Chamber: Dock fees will hurt retail trade
Haines business leaders say they’re afraid that a proposed jump in fees at the borough-owned Lutak Dock would be passed directly to local businesses, forcing up local retail prices and driving shoppers out of town.
Haines Chamber of Commerce president Ned Rozbicki said he’d be meeting with borough manager Mark Earnest Thursday to discuss concerns. "For businesses, it’s no different than an increased sales tax or a mill rate. It makes it harder for them to compete against out-of-town businesses."
One of the issues is the town has only one shipper, Alaska Marine Lines, he said. "We’ve got no negotiating capacity."
Rozbicki said he understands the borough has to charge a reasonable rate for use of the dock. "I don’t know what that reasonable rate should be. It’s a balancing act" between the borough’s needs and the cost to consumers, he said.
Rozbicki said he was hoping talks with the borough would provide some numbers for discussion, including the cost of maintaining the dock. "If you double the dock rates, what does that do to the amount businesses pay for freight? Those are the kinds of things we’re trying to figure out."

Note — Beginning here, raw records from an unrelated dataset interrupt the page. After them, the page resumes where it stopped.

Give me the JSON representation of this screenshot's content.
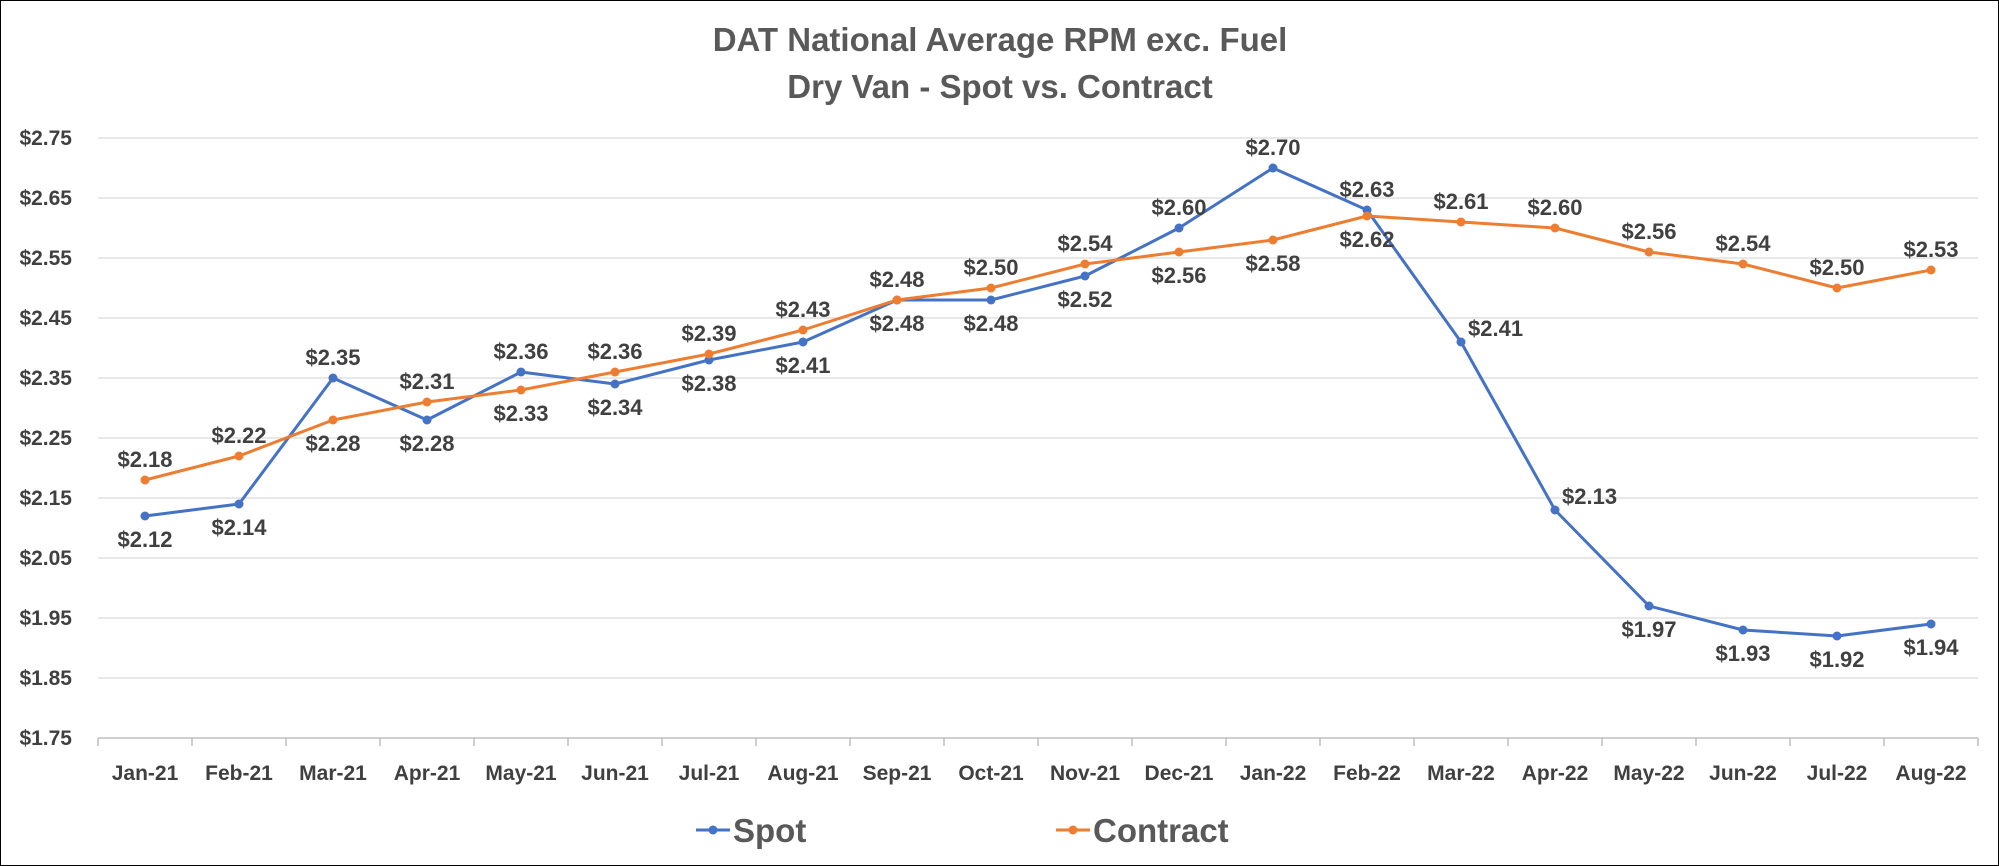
{
  "chart_data": {
    "type": "line",
    "title": "DAT National Average RPM exc. Fuel",
    "subtitle": "Dry Van - Spot vs. Contract",
    "categories": [
      "Jan-21",
      "Feb-21",
      "Mar-21",
      "Apr-21",
      "May-21",
      "Jun-21",
      "Jul-21",
      "Aug-21",
      "Sep-21",
      "Oct-21",
      "Nov-21",
      "Dec-21",
      "Jan-22",
      "Feb-22",
      "Mar-22",
      "Apr-22",
      "May-22",
      "Jun-22",
      "Jul-22",
      "Aug-22"
    ],
    "y_ticks": [
      "$2.75",
      "$2.65",
      "$2.55",
      "$2.45",
      "$2.35",
      "$2.25",
      "$2.15",
      "$2.05",
      "$1.95",
      "$1.85",
      "$1.75"
    ],
    "ylim": [
      1.75,
      2.75
    ],
    "grid": true,
    "legend_position": "bottom",
    "series": [
      {
        "name": "Spot",
        "color": "#4472C4",
        "values": [
          2.12,
          2.14,
          2.35,
          2.28,
          2.36,
          2.34,
          2.38,
          2.41,
          2.48,
          2.48,
          2.52,
          2.6,
          2.7,
          2.63,
          2.41,
          2.13,
          1.97,
          1.93,
          1.92,
          1.94
        ],
        "labels": [
          "$2.12",
          "$2.14",
          "$2.35",
          "$2.28",
          "$2.36",
          "$2.34",
          "$2.38",
          "$2.41",
          "$2.48",
          "$2.48",
          "$2.52",
          "$2.60",
          "$2.70",
          "$2.63",
          "$2.41",
          "$2.13",
          "$1.97",
          "$1.93",
          "$1.92",
          "$1.94"
        ],
        "label_side": [
          "below",
          "below",
          "above",
          "below",
          "above",
          "below",
          "below",
          "below",
          "below",
          "below",
          "below",
          "above",
          "above",
          "above",
          "right",
          "right",
          "below",
          "below",
          "below",
          "below"
        ]
      },
      {
        "name": "Contract",
        "color": "#ED7D31",
        "values": [
          2.18,
          2.22,
          2.28,
          2.31,
          2.33,
          2.36,
          2.39,
          2.43,
          2.48,
          2.5,
          2.54,
          2.56,
          2.58,
          2.62,
          2.61,
          2.6,
          2.56,
          2.54,
          2.5,
          2.53
        ],
        "labels": [
          "$2.18",
          "$2.22",
          "$2.28",
          "$2.31",
          "$2.33",
          "$2.36",
          "$2.39",
          "$2.43",
          "$2.48",
          "$2.50",
          "$2.54",
          "$2.56",
          "$2.58",
          "$2.62",
          "$2.61",
          "$2.60",
          "$2.56",
          "$2.54",
          "$2.50",
          "$2.53"
        ],
        "label_side": [
          "above",
          "above",
          "below",
          "above",
          "below",
          "above",
          "above",
          "above",
          "above",
          "above",
          "above",
          "below",
          "below",
          "below",
          "above",
          "above",
          "above",
          "above",
          "above",
          "above"
        ]
      }
    ]
  }
}
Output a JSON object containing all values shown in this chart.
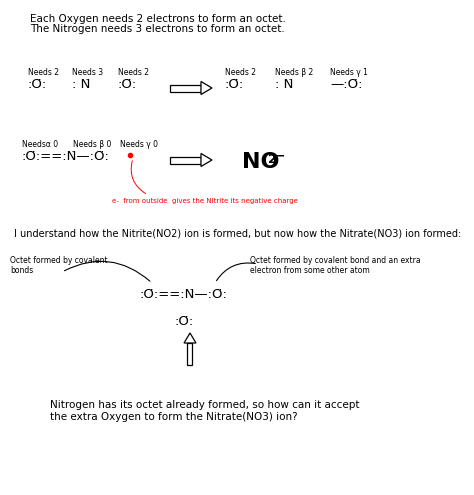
{
  "bg_color": "#ffffff",
  "title_line1": "Each Oxygen needs 2 electrons to form an octet.",
  "title_line2": "The Nitrogen needs 3 electrons to form an octet.",
  "bottom_text": "I understand how the Nitrite(NO2) ion is formed, but now how the Nitrate(NO3) ion formed:",
  "octet_left": "Octet formed by covalent\nbonds",
  "octet_right": "Octet formed by covalent bond and an extra\nelectron from some other atom",
  "red_note": "e-  from outside  gives the Nitrite its negative charge",
  "final_text1": "Nitrogen has its octet already formed, so how can it accept",
  "final_text2": "the extra Oxygen to form the Nitrate(NO3) ion?"
}
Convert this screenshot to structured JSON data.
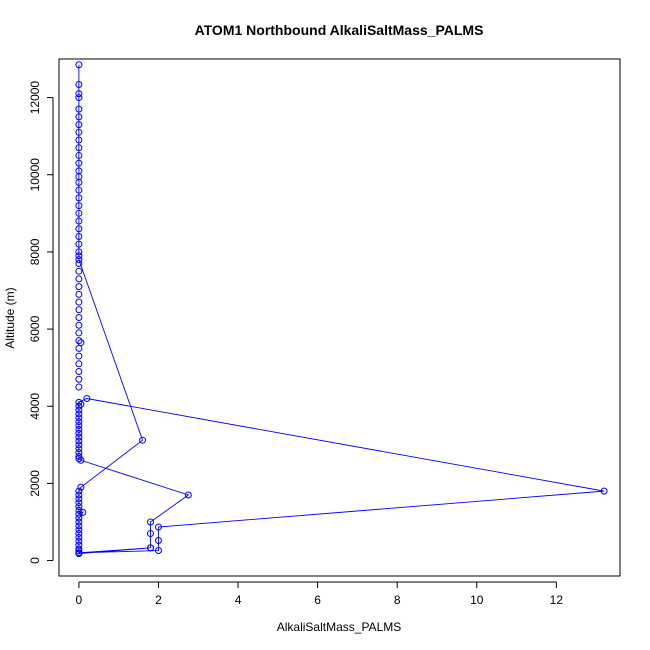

Earnest has said the dock fees haven’t been raised in years, and that additional revenues are needed to shore up the facility, which sees virtually all the town’s marine-shipped freight.
Don Reid, vice-president of operations for AML, said the company would increase its charges in proportion to their cost increase. "Whatever increase in cost we experience will ultimately be passed on to the consumer."
The borough’s wharfage cost of $2 per ton is comparable to $2 or $2.50 per ton charged at other public-owned docks in Southeast, he said. An increase to $3.50 instead of $8 as proposed by the borough wouldn’t hurt consumers as much, he said.
Haines’ situation – municipal maintenance of a dock built by the state or federal government – isn’t unusual in Southeast. And docks are expensive to maintain, he added. "From our standpoint, (Lutak Dock) is a pretty nice facility. It works well."
Northland Services, a competing shipper, served Haines for about a decade, stopping in 2007. "There wasn’t enough business or market in Haines to support two, full-time carriers and (AML) already had the infrastructure in place," said operations manager Mike Highley. For the company’s last five years here, Northland shipped aboard AML vessels, he said.
"I understand (freight rates) took quite a jump when we weren’t there anymore," Highley said, adding that competition is good for the consumer.
He said Rozbicki’s fears about the increase being passed on are founded. "I’d say that’s exactly what’s going to happen. The (increased) costs have to come from somewhere and, unfortunately, they would go directly on the consumer."
Highley said Northland might resume service here if Haines were to become a hub for the natural gas pipeline or if a road were built from Juneau. "We’d certainly entertain trying to come in there."
The company currently serves Haines-sized communities in southern Southeast, but costs there are relatively less because Juneau-bound barges from Seattle already are passing by those towns, he said.